Review: It's been nearly a decade since I read this book but I'll never forget its profound impact on me--even as an only child! Minot's voice is so truly crafted that you will experience this family through each of the characters. You feel as though you are inside the heads of the mother and the siblings. You feel a sense of forboding with the father's presence. It's almost haunting that is exactly what makes this such a memorable read.

Rating: 5 stars
Summary: Dysfunction Junction, What's Your Function?
Review: This book will do it for you if you come from a large upper-middle class family. You need to approach it from a sibling stance. If you don't have a background to relate, then you will most likely not appreciate the beauty and pain Susan Minot put into this work. If you can understand, then you will love this book forever.

Rating: 3 stars
Summary: NO SYMPATHY FOR THESE CHARACTERS...
Review: This is not a badly written 'novel', but I found that I didn't care a bit about any of these characters -- with the possible exception of the first couple of 'chapters' (and I put it that way because, to me, this really felt more like a collection of short stories -- and indeed, much of it has appeared in that form in various publications), when they were very young children.

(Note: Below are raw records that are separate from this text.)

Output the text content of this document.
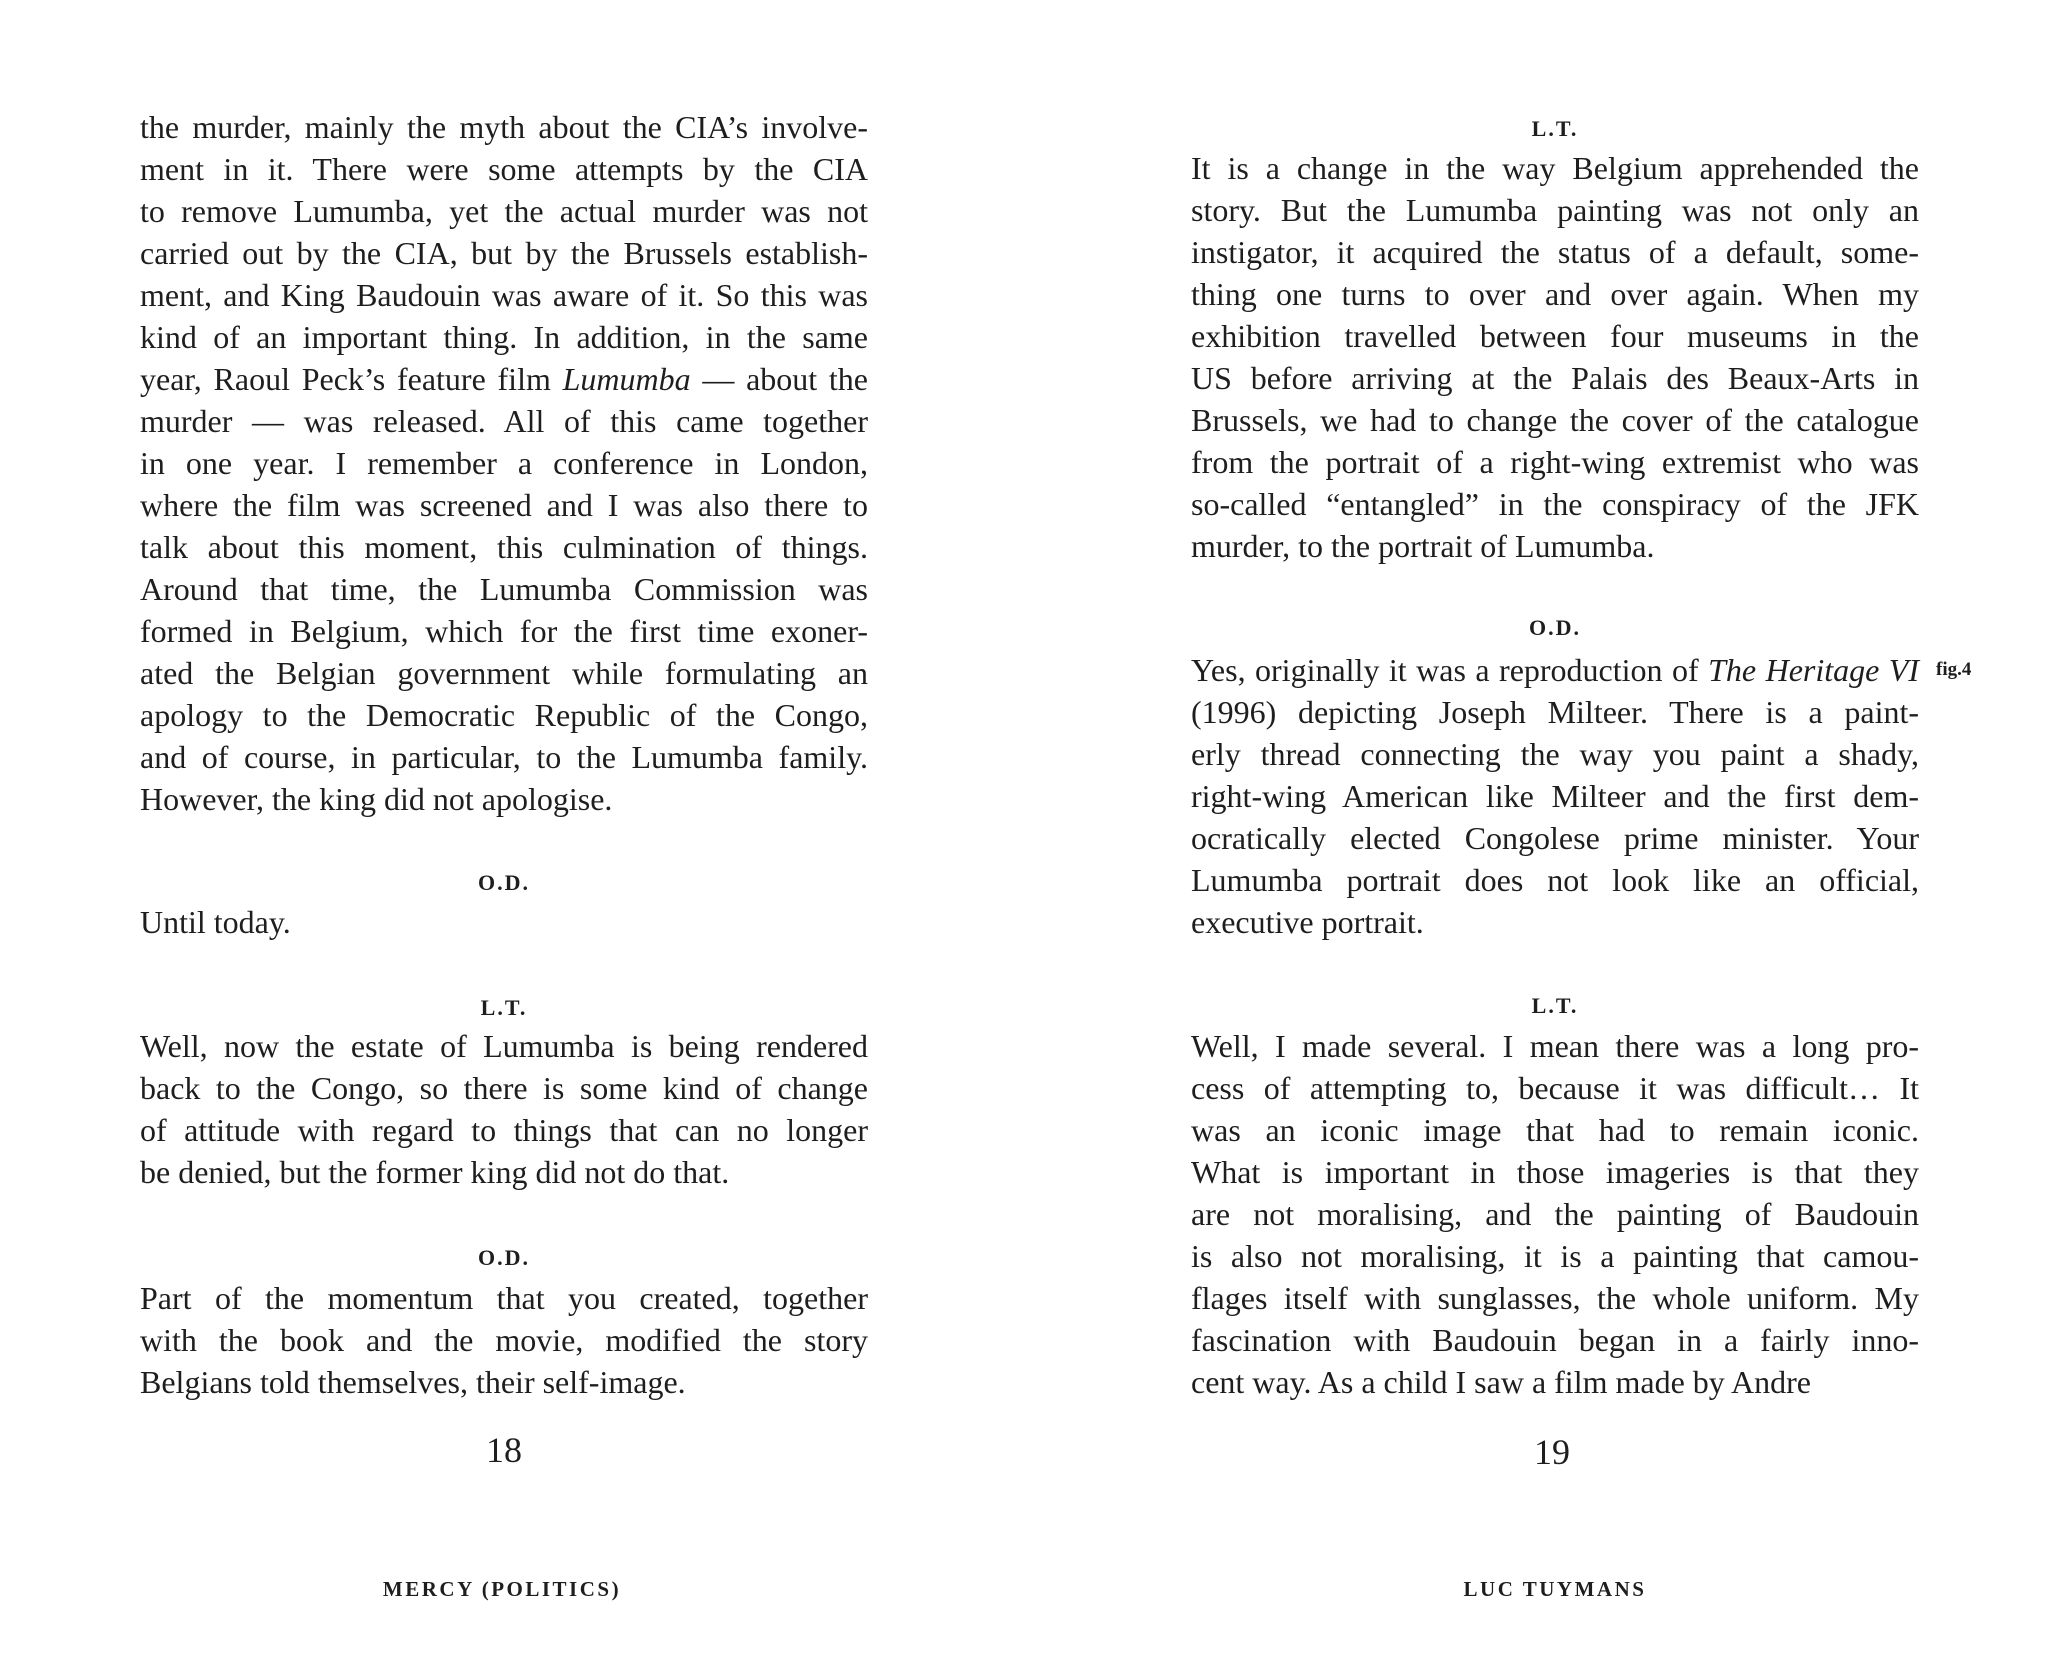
the murder, mainly the myth about the CIA’s involve-
ment in it. There were some attempts by the CIA
to remove Lumumba, yet the actual murder was not
carried out by the CIA, but by the Brussels establish-
ment, and King Baudouin was aware of it. So this was
kind of an important thing. In addition, in the same
year, Raoul Peck’s feature film Lumumba — about the
murder — was released. All of this came together
in one year. I remember a conference in London,
where the film was screened and I was also there to
talk about this moment, this culmination of things.
Around that time, the Lumumba Commission was
formed in Belgium, which for the first time exoner-
ated the Belgian government while formulating an
apology to the Democratic Republic of the Congo,
and of course, in particular, to the Lumumba family.
However, the king did not apologise.
O.D.
Until today.
L.T.
Well, now the estate of Lumumba is being rendered
back to the Congo, so there is some kind of change
of attitude with regard to things that can no longer
be denied, but the former king did not do that.
O.D.
Part of the momentum that you created, together
with the book and the movie, modified the story
Belgians told themselves, their self-image.
L.T.
It is a change in the way Belgium apprehended the
story. But the Lumumba painting was not only an
instigator, it acquired the status of a default, some-
thing one turns to over and over again. When my
exhibition travelled between four museums in the
US before arriving at the Palais des Beaux-Arts in
Brussels, we had to change the cover of the catalogue
from the portrait of a right-wing extremist who was
so-called “entangled” in the conspiracy of the JFK
murder, to the portrait of Lumumba.
O.D.
Yes, originally it was a reproduction of The Heritage VI
(1996) depicting Joseph Milteer. There is a paint-
erly thread connecting the way you paint a shady,
right-wing American like Milteer and the first dem-
ocratically elected Congolese prime minister. Your
Lumumba portrait does not look like an official,
executive portrait.
L.T.
Well, I made several. I mean there was a long pro-
cess of attempting to, because it was difficult… It
was an iconic image that had to remain iconic.
What is important in those imageries is that they
are not moralising, and the painting of Baudouin
is also not moralising, it is a painting that camou-
flages itself with sunglasses, the whole uniform. My
fascination with Baudouin began in a fairly inno-
cent way. As a child I saw a film made by Andre
fig.4
18	19
MERCY (POLITICS)	LUC TUYMANS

Perhaps because of the way their parents lived and raised them, and the fact that they are so privileged financially, the children grow up to be spoiled and self-centered, with few redeeming qualities -- I know this may seem a bit judgemental, this being a work of fiction, but when I read a book, I try to identify or sympathize with at least one of the characters. Pretty much without exception, all of the children in this book turn out to be brats who never really grow up. There was a quote on the book's cover comparing Susan Minot's work to that of J. D. Salinger -- she's a talented writer, but this doesn't hold a candle to his work.

I much preferred THE TINY ONE, by Minot's sister Eliza -- her style was much warmer and gentler, and the characters she drew much more likable. I've read a lot of good comment's about Susan's writing, so I'm still curious to check out some of her other books -- but this one disappointed me.